In this study, histological confirmation of the nature of PVT, as a result of fine-needle biopsy or autopsy, was not possible in all of the patients considered to have malignant PVT or in all of those considered to have benign PVT who were removed from the transplantation list on account of progression of the HCC or hepatocellular failure. Thus, a precise calculation of the positive and negative predictive values of the diagnostic criteria used in this study could not be made.

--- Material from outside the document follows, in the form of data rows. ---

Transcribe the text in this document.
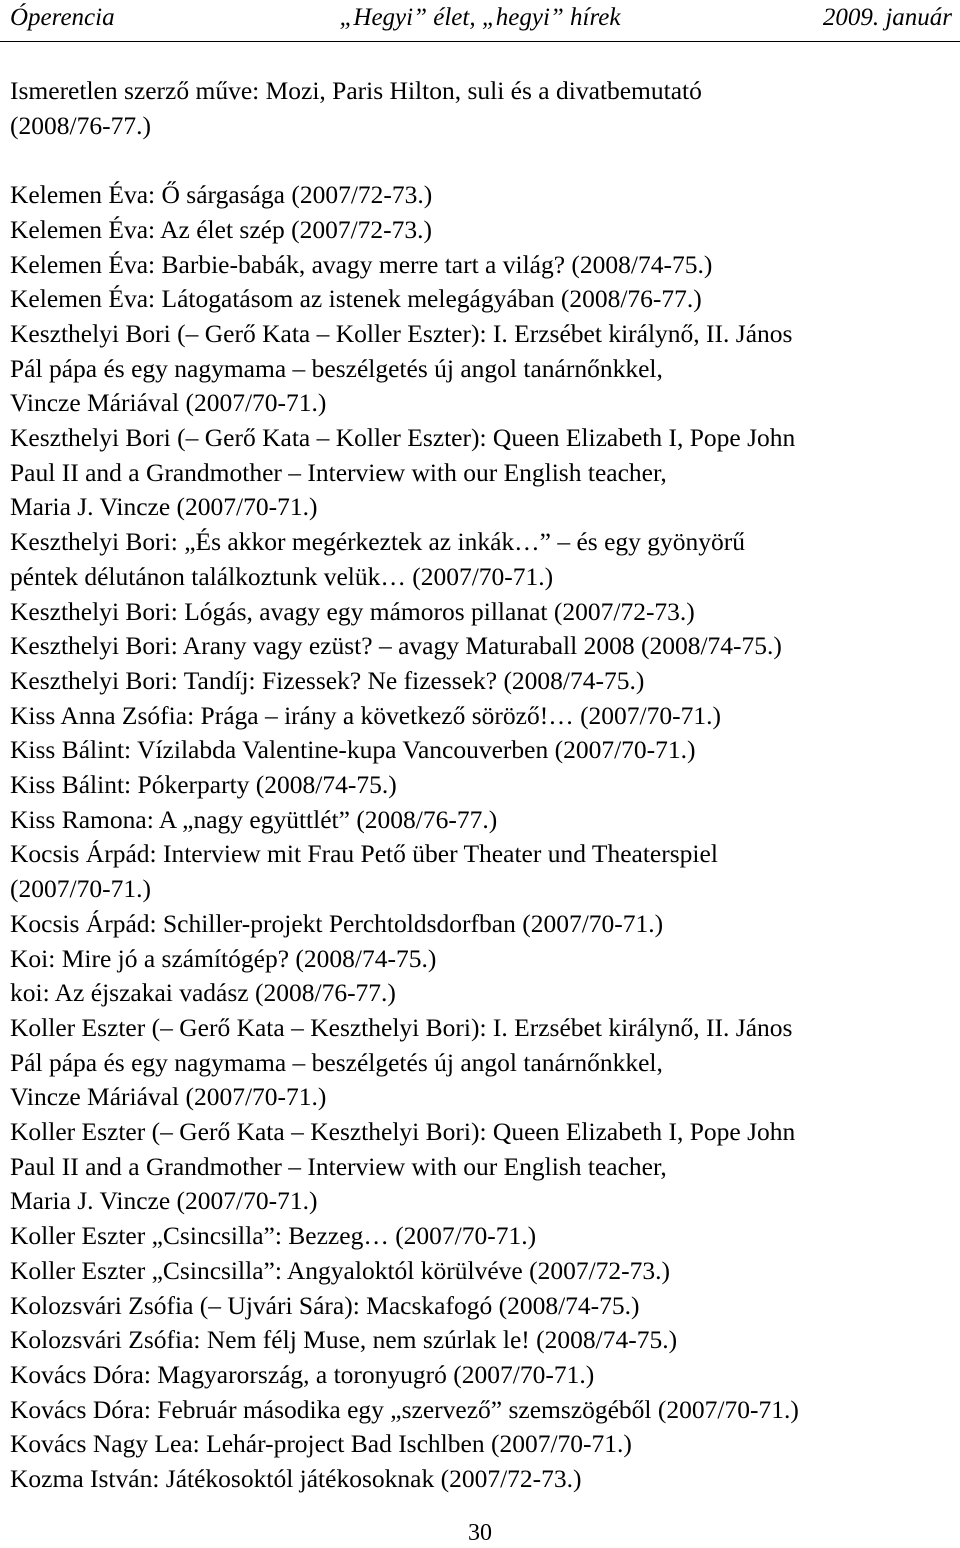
Óperencia	„Hegyi” élet, „hegyi” hírek	2009. január
Ismeretlen szerző műve: Mozi, Paris Hilton, suli és a divatbemutató
(2008/76-77.)
Kelemen Éva: Ő sárgasága (2007/72-73.)
Kelemen Éva: Az élet szép (2007/72-73.)
Kelemen Éva: Barbie-babák, avagy merre tart a világ? (2008/74-75.)
Kelemen Éva: Látogatásom az istenek melegágyában (2008/76-77.)
Keszthelyi Bori (– Gerő Kata – Koller Eszter): I. Erzsébet királynő, II. János
Pál pápa és egy nagymama – beszélgetés új angol tanárnőnkkel,
Vincze Máriával (2007/70-71.)
Keszthelyi Bori (– Gerő Kata – Koller Eszter): Queen Elizabeth I, Pope John
Paul II and a Grandmother – Interview with our English teacher,
Maria J. Vincze (2007/70-71.)
Keszthelyi Bori: „És akkor megérkeztek az inkák…” – és egy gyönyörű
péntek délutánon találkoztunk velük… (2007/70-71.)
Keszthelyi Bori: Lógás, avagy egy mámoros pillanat (2007/72-73.)
Keszthelyi Bori: Arany vagy ezüst? – avagy Maturaball 2008 (2008/74-75.)
Keszthelyi Bori: Tandíj: Fizessek? Ne fizessek? (2008/74-75.)
Kiss Anna Zsófia: Prága – irány a következő söröző!… (2007/70-71.)
Kiss Bálint: Vízilabda Valentine-kupa Vancouverben (2007/70-71.)
Kiss Bálint: Pókerparty (2008/74-75.)
Kiss Ramona: A „nagy együttlét” (2008/76-77.)
Kocsis Árpád: Interview mit Frau Pető über Theater und Theaterspiel
(2007/70-71.)
Kocsis Árpád: Schiller-projekt Perchtoldsdorfban (2007/70-71.)
Koi: Mire jó a számítógép? (2008/74-75.)
koi: Az éjszakai vadász (2008/76-77.)
Koller Eszter (– Gerő Kata – Keszthelyi Bori): I. Erzsébet királynő, II. János
Pál pápa és egy nagymama – beszélgetés új angol tanárnőnkkel,
Vincze Máriával (2007/70-71.)
Koller Eszter (– Gerő Kata – Keszthelyi Bori): Queen Elizabeth I, Pope John
Paul II and a Grandmother – Interview with our English teacher,
Maria J. Vincze (2007/70-71.)
Koller Eszter „Csincsilla”: Bezzeg… (2007/70-71.)
Koller Eszter „Csincsilla”: Angyaloktól körülvéve (2007/72-73.)
Kolozsvári Zsófia (– Ujvári Sára): Macskafogó (2008/74-75.)
Kolozsvári Zsófia: Nem félj Muse, nem szúrlak le! (2008/74-75.)
Kovács Dóra: Magyarország, a toronyugró (2007/70-71.)
Kovács Dóra: Február másodika egy „szervező” szemszögéből (2007/70-71.)
Kovács Nagy Lea: Lehár-project Bad Ischlben (2007/70-71.)
Kozma István: Játékosoktól játékosoknak (2007/72-73.)
30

The fact that the data were not completely comprehensive in these particular respects might imply that there could have been some erroneous diagnoses in some of the patients who did not undergo LT. Because the availability of liver allografts is limited, it is mandatory that their allocation be optimal. When there is substantial suspicion of the presence of malignant PVT (multiple positive imaging studies or positive tissue biopsy), it is very difficult to disprove this diagnosis with sufficient certainty to enable LT to be advocated with the prospect of a satisfactory outcome.
Our findings indicate that when PVT develops in a patient with HCC already on the transplantation list, the probability that the PVT is neoplastic is high (30%; Table 3), whereas if a diagnosis of PVT is made at the same time as that of HCC, the probability that the PVT is malignant is lower (20%).
In conclusion, the results of this study indicate that PVT should no longer be regarded as an absolute contraindication to LT in patients with cirrhosis and HCC. In this context, the PVT should be critically evaluated by imaging techniques, and our criteria for diagnosing benign PVT should be applied, before discussion of all the available clinical, laboratory, and imaging data by a multidisciplinary team. This approach allows the appropriate selection of patients with HCC and PVT for LT.